Costa Rica Real Estate Buyers Guide Part 2 – Property Ownership and Forms of Possession
Reposted By: Jesse Montgomery, from The Costa Rica News
Part 2 of the Costa Rica Real Estate Buyers Guide series looks at Costa Rica real estate ownership, types of ownership for land in Costa Rica, restrictions, living in Costa Rica.
Just like in the US, Canada, and Europe, there are different types of property available to buyers. Understanding the various types that are available for purchase is critical in the evaluation process. This section highlights the property types that can be purchased in Costa Rica and the implications of each type of ownership for the buyer.
Fee Simple: The most comprehensive form of property ownership in Costa Rica is Fee Simple Ownership. Fortunately for foreigners, the conditions for this type of ownership are the same for Costa Rican nationals as they are for foreigners. The concept of fee simple ownership is the same in Costa Rica as in the US. Basically fee simple ownership gives full titled ownership to use it, enjoy it, sell it, lease it, improve it, etc. Buyers who purchase fee simple title have the most rights under to law to enjoy and use the property as they see fit.
Concessions in the Maritime Zone: Concession property is more commonly known as beachfront property. In Costa Rica, 95% of beachfront property is considered concession property and is governed by the Maritime Zone Law and other specific regulations including but not limited to special dispositions stated by municipalities and the ICT (Costa Rican Institute of Tourism). These legal dispositions set forth the conditions under which foreigners and local residents can own concession property. A concession in Costa Rica is defined as the right to use and enjoy a specific property located on the maritime zone for a predetermined period of time. The state, through its respective municipality, grants this right. Note that the first 200 meters measured horizontally from the high tide line defines the boundary of the maritime zone. This zone also includes islands, pinnacles of rock, mangroves, estuaries, small islands and any small natural formation that overcome the level of the ocean. This 200 meter zone is divided into two areas:
• Public Area: The first 50 meters measured horizontally from the high tide line. This zone is not available for ownership of any kind. No kind of development is allowed except for constructions approved by governmental entities. Further, this area is deemed a public area and any individual wishing to utilize this area for enjoyment has the right to do so. In other words, there are no truly private beaches in the Maritime Zone.
• Restricted/Concession Area: The next 150 meters. This area I available for concessions to be granted. A concession is in essence a “lease” on the property granted to the lessee for a specific period of time. Normally the concession period is granted for 20 years. An owner of a concession may build on that concession, subdivide the concession and perform other acts to the property. However, appropriate permits from the local municipality must be obtained.
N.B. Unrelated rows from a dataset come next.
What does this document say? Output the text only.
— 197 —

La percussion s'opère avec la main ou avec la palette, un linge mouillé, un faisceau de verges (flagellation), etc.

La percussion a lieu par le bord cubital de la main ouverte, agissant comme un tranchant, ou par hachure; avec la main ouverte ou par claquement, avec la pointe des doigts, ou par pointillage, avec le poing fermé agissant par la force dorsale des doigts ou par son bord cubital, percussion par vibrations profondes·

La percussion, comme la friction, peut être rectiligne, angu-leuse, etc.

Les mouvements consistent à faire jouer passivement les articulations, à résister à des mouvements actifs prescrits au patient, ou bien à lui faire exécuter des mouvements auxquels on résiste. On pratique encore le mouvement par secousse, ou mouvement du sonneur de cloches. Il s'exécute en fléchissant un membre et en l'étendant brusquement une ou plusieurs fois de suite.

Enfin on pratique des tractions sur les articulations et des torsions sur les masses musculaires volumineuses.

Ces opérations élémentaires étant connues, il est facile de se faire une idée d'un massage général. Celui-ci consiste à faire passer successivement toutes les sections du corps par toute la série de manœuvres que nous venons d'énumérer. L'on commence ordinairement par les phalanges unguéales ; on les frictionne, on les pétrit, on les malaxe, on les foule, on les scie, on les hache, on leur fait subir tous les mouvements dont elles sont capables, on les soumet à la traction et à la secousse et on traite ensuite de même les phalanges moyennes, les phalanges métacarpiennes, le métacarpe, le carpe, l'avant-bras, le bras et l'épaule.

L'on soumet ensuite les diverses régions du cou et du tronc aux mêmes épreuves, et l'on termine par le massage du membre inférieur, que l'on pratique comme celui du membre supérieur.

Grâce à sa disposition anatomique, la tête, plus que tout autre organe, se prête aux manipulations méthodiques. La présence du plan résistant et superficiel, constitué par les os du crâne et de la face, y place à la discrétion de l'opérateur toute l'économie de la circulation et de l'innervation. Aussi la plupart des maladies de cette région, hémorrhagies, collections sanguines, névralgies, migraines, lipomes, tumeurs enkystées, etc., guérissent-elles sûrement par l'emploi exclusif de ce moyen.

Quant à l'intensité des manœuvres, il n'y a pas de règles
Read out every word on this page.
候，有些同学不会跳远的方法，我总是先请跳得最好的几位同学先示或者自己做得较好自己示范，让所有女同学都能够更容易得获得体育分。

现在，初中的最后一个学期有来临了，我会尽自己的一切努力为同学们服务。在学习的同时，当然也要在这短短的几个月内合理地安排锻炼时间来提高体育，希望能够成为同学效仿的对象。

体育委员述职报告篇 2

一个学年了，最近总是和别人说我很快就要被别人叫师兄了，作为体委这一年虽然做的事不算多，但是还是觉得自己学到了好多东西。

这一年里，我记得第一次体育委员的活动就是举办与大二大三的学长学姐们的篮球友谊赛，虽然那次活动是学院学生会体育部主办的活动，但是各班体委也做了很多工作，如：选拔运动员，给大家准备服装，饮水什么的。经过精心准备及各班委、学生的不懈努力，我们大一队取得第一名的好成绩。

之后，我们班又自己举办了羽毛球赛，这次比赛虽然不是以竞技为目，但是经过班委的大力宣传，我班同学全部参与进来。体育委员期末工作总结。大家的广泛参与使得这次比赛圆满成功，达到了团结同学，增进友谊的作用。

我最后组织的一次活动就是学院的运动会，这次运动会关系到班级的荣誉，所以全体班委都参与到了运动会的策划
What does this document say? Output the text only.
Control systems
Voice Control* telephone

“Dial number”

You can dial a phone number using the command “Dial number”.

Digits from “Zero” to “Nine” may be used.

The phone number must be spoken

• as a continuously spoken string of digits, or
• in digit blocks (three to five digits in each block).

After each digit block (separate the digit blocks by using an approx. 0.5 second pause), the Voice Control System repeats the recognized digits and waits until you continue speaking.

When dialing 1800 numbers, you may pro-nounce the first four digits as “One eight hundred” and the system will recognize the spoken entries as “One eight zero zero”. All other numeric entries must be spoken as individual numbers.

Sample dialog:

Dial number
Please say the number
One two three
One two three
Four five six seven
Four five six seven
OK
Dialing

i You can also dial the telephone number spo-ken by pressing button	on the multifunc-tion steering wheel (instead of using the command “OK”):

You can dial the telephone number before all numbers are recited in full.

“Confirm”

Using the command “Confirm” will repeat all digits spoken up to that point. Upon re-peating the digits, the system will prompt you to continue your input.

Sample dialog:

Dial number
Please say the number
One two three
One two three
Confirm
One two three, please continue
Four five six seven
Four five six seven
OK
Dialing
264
• Ownership Limitation: Unlike fee simple property, foreigners do not have the same rights as citizens when it comes to purchasing concession property. The law establishes that foreigners cannot be majority owners of a concession property. A foreigner can, however, enter into a partnership with a Costa Rican citizen where the ownership is divided 49% /51% between the foreigner has resided in Costa Rica for at least five years, then they may be majority owners of a concession. Both foreigners and Costa Ricans alike are required to purchase all Maritime Zone property through concession.
Properties in Condominium: When US citizen think of Condominiums, they normally think of large apartments or townhouses. In Costa Rica, however, there is a specific law called “Condominium Law” that provides certain benefits to developers of many different types of properties, Including single family residence projects, finished lot projects, condos, etc. This set of laws allows a developer to restrict and regulate certain aspects of the restrictions, limitations and privileges that can be enjoyed by individuals who purchase a property in such a development.
Ownership of property “in condominium” is fee simple ownership but usually carries with it a few additional restrictions set forth by the developer. It is advised that you require the owner of the property to give you a copy of the bylaws to check for architectural guidelines, land use restrictions, and other limitations that may be placed on your property.
Most often, developers use the condominium laws to allow them to build private roads in a development and set architectural guidelines. For the most part, condominium laws are designed to protect the integrity of a development and maintain the “look and feel” of the project.
Untitled Property: There are properties in Costa Rica that are not recorded at the Public Registry of Properties. Families have inhabited some properties of this type for generations while others have never been occupied. In either case, it is possible that someone claims that they “own” the property and may put it up for sale. They may even have fence lines or other boundary markers that separate “their” property from a neighbor’s. Regardless of the time that an inhabitant has lived on the property, if it is not registered at the Public Registry there is no official owner i.e. the title is unclear. It is strongly recommended that they type of property be avoided at all costs because there is no way to prove that the “owner” has the right to transfer the property, or what the dimensions of the property really are.
Time Share: This option allows an owner the right to use a property for certain weeks of the year. In most cases the time-share ownership grants similar rights as implied in the condominium regulation except that in the time-share it is limited to certain weeks during the year. In this manner one single unit is subdivided into parts and sold individually. Time-share resorts are not common in Costa Rica.